Страница 5 из 74
— Как можно неправильно это понять? Родившийся ребёнок не владеет магией. Чтобы стать магом, должна пройти инициация. Тебе повезло, у тебя это произошло только сейчас. А я стала ведьмой в пять лет. Я хотела куклу, мама мне не купила. Я сказала ей, чтобы она умерла, и она умерла. Папа на меня накричал и тоже умер. А я несколько дней непрерывно плакала. А потом старалась себя контролировать. Целых десять лет никого из близких не убивала. Всякую сволочь в школе и на улице — бывало, а родственников — нет.
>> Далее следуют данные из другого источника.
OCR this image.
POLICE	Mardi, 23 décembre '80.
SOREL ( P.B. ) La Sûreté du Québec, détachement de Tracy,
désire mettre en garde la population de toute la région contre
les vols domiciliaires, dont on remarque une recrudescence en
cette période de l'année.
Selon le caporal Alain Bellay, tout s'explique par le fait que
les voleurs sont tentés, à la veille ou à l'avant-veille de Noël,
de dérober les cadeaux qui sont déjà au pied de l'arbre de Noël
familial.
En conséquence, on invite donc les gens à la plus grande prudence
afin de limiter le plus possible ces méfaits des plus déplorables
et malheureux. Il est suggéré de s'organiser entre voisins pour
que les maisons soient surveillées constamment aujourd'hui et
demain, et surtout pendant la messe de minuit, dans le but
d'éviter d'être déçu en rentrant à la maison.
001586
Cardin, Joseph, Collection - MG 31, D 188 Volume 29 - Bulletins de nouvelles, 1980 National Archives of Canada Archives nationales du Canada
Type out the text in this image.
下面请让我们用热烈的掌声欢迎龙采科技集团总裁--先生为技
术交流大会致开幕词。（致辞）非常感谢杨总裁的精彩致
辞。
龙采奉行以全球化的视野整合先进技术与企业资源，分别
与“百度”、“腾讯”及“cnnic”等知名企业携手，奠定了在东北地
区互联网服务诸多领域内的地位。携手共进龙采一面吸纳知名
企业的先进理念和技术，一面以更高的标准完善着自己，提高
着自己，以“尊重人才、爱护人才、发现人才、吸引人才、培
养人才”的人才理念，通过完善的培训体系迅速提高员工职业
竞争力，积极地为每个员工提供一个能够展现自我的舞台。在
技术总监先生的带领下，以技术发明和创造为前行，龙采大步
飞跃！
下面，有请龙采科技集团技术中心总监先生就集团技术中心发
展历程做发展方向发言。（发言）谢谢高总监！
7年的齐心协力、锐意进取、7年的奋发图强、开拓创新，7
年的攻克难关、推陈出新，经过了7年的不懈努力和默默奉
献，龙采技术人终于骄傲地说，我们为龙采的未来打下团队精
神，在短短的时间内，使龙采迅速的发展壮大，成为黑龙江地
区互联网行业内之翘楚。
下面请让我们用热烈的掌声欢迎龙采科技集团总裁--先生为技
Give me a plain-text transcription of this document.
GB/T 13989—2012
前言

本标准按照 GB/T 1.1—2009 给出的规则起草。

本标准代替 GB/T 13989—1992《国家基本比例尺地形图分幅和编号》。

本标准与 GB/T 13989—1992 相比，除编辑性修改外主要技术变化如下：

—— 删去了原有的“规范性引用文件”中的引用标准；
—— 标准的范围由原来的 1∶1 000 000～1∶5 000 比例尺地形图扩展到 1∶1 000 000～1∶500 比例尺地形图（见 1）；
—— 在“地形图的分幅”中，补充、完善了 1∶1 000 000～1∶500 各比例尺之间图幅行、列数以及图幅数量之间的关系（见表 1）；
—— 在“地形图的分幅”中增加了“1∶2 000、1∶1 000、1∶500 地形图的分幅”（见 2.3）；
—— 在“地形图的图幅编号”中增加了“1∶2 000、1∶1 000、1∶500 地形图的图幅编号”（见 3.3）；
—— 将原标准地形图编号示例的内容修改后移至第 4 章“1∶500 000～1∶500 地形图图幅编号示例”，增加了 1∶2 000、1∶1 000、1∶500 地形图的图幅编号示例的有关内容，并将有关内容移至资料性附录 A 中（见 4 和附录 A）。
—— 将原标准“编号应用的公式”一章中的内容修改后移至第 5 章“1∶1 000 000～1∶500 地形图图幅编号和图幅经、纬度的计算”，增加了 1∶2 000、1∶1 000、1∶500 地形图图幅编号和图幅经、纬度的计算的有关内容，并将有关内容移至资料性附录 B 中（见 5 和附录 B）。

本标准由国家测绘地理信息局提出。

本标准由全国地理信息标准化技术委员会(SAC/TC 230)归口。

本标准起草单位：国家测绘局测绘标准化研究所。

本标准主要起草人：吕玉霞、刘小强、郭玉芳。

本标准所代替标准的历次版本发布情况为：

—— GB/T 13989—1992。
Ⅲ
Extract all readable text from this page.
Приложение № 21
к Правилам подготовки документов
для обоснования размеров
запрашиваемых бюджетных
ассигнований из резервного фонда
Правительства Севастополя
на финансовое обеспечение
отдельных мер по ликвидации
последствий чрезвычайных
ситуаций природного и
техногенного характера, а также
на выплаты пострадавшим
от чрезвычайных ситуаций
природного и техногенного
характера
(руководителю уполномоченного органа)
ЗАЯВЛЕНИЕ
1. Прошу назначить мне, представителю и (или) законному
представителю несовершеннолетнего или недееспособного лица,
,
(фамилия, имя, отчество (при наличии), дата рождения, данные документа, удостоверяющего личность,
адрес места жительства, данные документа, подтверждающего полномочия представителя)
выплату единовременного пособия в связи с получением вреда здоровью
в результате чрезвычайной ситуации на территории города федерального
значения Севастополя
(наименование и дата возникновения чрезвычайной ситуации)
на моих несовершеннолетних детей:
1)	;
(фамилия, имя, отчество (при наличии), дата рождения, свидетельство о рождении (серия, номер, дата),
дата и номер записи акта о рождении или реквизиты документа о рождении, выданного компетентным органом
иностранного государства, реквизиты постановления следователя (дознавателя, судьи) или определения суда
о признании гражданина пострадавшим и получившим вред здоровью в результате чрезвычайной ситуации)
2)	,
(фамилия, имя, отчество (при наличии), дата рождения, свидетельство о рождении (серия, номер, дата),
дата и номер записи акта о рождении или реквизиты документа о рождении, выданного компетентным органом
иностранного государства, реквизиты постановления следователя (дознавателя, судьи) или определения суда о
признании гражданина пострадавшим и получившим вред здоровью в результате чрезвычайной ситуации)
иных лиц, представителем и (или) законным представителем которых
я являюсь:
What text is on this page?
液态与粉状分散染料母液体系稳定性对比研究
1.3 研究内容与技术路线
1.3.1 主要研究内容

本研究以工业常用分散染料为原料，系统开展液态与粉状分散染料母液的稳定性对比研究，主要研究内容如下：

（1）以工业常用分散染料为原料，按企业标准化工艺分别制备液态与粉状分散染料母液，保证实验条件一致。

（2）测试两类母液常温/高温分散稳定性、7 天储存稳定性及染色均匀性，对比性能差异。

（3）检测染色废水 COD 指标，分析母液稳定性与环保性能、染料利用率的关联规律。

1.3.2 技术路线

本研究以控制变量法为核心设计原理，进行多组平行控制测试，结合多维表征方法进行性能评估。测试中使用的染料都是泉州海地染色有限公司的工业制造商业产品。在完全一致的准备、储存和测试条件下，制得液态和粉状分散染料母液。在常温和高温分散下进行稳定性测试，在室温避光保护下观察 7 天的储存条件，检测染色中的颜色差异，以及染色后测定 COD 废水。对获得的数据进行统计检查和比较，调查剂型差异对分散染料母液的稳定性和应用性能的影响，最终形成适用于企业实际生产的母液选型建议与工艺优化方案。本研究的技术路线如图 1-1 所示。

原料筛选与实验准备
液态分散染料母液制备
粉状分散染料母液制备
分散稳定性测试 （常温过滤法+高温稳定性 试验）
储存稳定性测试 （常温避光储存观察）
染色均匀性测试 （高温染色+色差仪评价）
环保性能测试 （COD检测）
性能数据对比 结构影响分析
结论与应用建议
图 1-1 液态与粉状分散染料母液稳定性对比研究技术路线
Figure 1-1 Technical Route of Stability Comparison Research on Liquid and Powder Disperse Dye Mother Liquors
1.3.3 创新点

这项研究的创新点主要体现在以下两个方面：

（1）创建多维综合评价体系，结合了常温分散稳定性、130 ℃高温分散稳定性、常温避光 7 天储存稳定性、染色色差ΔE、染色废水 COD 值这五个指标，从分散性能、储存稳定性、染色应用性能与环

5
Меня взяли к себе дедушка с бабушкой со стороны матери. Отлично мы жили, я их любила до безумия. Ведь маму я тоже любила, с детьми же так бывает, понимаешь? Любит, но хочет убить.
— Понимаю. Сам такое чувствовал, и не раз.
— Разница в том, что большинство детей убить родителей не может. А я вот смогла.
— И что случилось через десять лет?
— Я вела дневник. Шифром, между прочим. Причём не самым простым. А дед сумел расшифровать. Нехорошо читать чужие дневники без разрешения, но взрослые почему-то считают, что у детей — можно. А там я описывала свои переживания из-за смерти матери. Отца мне почему-то не так жалко. Я его вообще почти не помню.
— Ты записывала такие вещи, и не прятала дневник?
— Прятала. Но дед нашёл. Да и мне казалось, что шифр никому не по зубам. Ошиблась.
— Каким именно шифром ты пользовалась? Я неплохо в них разбираюсь.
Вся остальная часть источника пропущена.